Хлопот по найму рабочих было немало, потому что нужно было разъезжать по деревням, возиться с крестьянами, сельскими начальствами, а срок полагался небольшой, так как наступал март месяц.
В передний путь он сэкономничал от прогонов сто рублей, потому что на почтовых лошадях ехал очень немного, а от города к селу или деревне ездил даром; в этих местах были крестьяне, искавшие дела, да и сельское начальство радо было подрядчику, потому, во-первых, что оно получало магарычи, а во-вторых, сталкивало в заработки не платящих по бедности подати и недоимки. В инструкции, данной ему главной конторой N-ского пароходства, велено было подряжать крестьян на разное жалованье, от шести до пятнадцати рублей в месяц, отобрать от них паспорта и прислать в Нагорск, заключить с крестьянами условия и выдать им задатки. А это дело было знакомое Внучкину. В каждом селе он дела обделывал скоро, потому что сам был в этом уезде писарем и все писаря ему знакомы. Отобрал он от крестьян паспорта, выдал каждому по рублю и послал в Нагорск.

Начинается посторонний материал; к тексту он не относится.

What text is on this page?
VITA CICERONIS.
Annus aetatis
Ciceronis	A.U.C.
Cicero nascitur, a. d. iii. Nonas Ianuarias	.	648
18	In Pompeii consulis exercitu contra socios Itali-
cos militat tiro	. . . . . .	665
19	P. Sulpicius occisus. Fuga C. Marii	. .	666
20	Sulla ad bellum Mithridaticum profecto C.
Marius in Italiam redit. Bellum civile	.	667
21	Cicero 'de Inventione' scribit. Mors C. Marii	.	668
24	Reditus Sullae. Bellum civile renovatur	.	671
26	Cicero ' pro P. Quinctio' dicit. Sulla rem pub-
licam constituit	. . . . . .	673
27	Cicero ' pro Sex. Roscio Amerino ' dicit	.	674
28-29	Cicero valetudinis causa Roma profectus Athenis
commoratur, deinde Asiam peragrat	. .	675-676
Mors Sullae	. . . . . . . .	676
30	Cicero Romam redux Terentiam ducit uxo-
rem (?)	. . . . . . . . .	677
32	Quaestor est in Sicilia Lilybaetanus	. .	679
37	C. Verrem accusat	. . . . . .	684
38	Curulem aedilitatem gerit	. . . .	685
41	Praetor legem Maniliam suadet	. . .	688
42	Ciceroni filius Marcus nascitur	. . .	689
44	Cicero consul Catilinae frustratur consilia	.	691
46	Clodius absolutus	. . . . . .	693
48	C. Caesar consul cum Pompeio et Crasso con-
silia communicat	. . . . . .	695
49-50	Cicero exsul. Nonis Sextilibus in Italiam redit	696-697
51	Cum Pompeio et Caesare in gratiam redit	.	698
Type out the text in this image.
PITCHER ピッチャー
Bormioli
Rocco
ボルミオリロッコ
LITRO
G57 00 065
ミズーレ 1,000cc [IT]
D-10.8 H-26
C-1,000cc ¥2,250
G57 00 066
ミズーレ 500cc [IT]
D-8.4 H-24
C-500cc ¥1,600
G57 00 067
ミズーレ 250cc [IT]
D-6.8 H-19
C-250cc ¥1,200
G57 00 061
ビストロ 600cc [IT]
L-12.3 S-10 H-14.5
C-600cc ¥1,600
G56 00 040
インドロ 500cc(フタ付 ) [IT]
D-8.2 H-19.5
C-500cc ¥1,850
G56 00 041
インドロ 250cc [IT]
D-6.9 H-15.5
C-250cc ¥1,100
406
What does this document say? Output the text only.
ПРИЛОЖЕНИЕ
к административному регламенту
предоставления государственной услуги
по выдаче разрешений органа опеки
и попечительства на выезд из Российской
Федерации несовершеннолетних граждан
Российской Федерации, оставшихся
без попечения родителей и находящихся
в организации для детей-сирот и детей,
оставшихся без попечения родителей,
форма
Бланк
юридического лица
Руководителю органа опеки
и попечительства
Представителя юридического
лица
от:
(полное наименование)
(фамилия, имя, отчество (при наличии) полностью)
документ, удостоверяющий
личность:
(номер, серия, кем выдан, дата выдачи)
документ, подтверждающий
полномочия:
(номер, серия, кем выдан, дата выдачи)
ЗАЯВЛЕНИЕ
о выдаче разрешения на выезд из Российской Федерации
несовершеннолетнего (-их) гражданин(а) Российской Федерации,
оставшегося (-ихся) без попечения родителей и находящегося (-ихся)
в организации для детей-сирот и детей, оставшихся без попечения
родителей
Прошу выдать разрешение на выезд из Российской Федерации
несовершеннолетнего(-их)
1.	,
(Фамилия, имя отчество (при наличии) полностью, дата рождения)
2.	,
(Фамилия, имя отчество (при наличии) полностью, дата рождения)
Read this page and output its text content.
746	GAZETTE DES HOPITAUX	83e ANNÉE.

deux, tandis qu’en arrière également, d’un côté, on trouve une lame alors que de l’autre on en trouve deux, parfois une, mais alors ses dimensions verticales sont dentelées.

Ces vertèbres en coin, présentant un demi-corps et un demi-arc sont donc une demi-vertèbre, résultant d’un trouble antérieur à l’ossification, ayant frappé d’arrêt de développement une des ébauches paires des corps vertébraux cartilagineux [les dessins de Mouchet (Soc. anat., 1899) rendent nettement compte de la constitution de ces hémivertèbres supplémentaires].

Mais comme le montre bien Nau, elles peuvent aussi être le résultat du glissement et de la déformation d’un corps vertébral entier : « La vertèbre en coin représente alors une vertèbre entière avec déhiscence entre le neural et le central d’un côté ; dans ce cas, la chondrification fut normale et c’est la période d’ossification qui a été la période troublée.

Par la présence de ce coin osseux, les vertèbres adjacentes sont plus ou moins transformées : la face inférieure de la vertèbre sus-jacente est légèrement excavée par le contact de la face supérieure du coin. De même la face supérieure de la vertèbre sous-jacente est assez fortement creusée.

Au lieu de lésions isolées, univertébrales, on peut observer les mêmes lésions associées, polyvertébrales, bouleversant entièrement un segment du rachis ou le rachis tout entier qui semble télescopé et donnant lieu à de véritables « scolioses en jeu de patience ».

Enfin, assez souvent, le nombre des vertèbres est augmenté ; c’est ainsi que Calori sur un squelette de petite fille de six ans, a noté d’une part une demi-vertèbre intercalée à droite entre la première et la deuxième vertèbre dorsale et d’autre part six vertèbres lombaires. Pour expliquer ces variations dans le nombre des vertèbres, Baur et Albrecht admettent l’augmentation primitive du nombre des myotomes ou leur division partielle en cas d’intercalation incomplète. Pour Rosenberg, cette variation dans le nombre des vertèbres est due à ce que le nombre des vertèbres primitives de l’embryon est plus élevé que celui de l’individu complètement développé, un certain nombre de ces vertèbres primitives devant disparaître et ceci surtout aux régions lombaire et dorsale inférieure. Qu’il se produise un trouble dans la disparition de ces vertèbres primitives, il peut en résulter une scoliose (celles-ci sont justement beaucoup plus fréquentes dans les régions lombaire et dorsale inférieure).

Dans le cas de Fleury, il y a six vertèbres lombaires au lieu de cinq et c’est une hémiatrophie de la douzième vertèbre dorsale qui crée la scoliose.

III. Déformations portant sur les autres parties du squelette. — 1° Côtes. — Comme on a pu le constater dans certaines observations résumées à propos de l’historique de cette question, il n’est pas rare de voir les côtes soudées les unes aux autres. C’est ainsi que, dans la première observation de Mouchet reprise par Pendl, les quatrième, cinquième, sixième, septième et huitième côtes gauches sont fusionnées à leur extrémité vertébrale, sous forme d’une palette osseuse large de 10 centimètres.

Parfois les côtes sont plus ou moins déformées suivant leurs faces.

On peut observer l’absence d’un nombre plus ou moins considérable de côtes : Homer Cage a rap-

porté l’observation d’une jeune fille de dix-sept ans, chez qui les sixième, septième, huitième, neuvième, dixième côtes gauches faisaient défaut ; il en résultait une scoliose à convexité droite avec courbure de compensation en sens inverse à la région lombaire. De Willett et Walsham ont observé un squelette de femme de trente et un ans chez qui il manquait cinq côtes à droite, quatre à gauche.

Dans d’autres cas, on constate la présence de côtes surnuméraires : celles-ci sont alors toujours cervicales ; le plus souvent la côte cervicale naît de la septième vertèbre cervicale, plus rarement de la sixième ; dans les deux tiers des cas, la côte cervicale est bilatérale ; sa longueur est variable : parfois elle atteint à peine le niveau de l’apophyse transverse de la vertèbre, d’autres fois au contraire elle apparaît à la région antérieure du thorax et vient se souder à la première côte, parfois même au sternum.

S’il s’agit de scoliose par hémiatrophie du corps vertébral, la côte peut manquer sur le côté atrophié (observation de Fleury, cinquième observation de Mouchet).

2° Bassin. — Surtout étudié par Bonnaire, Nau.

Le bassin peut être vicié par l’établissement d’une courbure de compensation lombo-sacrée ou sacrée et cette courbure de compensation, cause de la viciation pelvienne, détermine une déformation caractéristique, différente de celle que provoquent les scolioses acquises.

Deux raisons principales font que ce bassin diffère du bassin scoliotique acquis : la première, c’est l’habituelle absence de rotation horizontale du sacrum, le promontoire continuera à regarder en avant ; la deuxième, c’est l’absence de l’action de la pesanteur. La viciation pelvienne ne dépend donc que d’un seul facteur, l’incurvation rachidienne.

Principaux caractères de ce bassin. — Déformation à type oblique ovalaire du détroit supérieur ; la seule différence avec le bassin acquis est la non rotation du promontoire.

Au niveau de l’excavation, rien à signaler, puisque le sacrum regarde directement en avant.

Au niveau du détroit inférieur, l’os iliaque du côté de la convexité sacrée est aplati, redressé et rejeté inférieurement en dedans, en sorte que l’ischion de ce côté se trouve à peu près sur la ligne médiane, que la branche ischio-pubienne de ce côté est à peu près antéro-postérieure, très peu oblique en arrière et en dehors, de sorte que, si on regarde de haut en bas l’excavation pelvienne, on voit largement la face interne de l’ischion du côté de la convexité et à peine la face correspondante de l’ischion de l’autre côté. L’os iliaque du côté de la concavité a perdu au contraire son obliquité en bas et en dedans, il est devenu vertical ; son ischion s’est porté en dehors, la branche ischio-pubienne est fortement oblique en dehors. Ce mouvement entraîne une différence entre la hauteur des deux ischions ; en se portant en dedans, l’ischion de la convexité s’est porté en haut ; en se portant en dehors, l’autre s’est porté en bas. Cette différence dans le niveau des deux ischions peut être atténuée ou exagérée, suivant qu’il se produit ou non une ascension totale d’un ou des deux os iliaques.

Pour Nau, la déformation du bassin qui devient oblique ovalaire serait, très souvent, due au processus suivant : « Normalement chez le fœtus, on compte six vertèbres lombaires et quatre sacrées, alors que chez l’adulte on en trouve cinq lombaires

— Маловато, поштенный, — говорят крестьяне.
— Говорите спасибо, что я за вас подати уплатил, — отвечает Внучкин.
— Так теперь нам сколь следует получать-то?
— А кто нанялся по восьми, тот шесть будет получать.
— Уж лучше бы, ребята, уж не подряжаться.
— Теперь уж поздно, братцы. Мы вас не обидим, — говорит Внучкин.
— Это так. Житье там, сказывают, — все реки, вода, да трудно.
— А лучше на печке лежать?
А Внучкин от каждого крестьянина нажил по рублю серебром — таким образом: в условиях, заключенных с крестьянами, было сказано, что за них внесены подати и недоимки. Подать действительно была вся внесена за полгода, а недоимки — по нескольку копеек. Тут, конечно, нажились и писаря и старосты.
Крестьяне этого не знали, потому что деньги на приход писаря обещались записать после; им выдали только квитанции в получении денег за подати, а условия оставлялись всегда в главной конторе пароходства.
Приехал Внучкин в Покровское село. Почти из каждого окна смотрели, как он ехал; попадавшиеся навстречу ему люди не узнавали его, останавливались, а узнав, замечали: эк его расперло; гли, рожа-то!
Жена его расплакалась от радости; глядя на нее, и дети стали кукситься, но с удивлением смотрели на родителя.
— Ну, чего ты ревешь, дура! Ставь самовар; делай пельмени, топи баню.
— Ох, голубчик, погоди! ведь чуть не три года, как не видались. И какой это ты, право: и письма, что есть, не хочет написать и денег не посылает.
— Где бы я взял их?
— Да вот ты, поди, не одну сотню нажил по наймам-то, — нет, чтобы жене ситцу привезти: у ребятишек вон все рубашонки обносились… Уж я вся об тебе изныла.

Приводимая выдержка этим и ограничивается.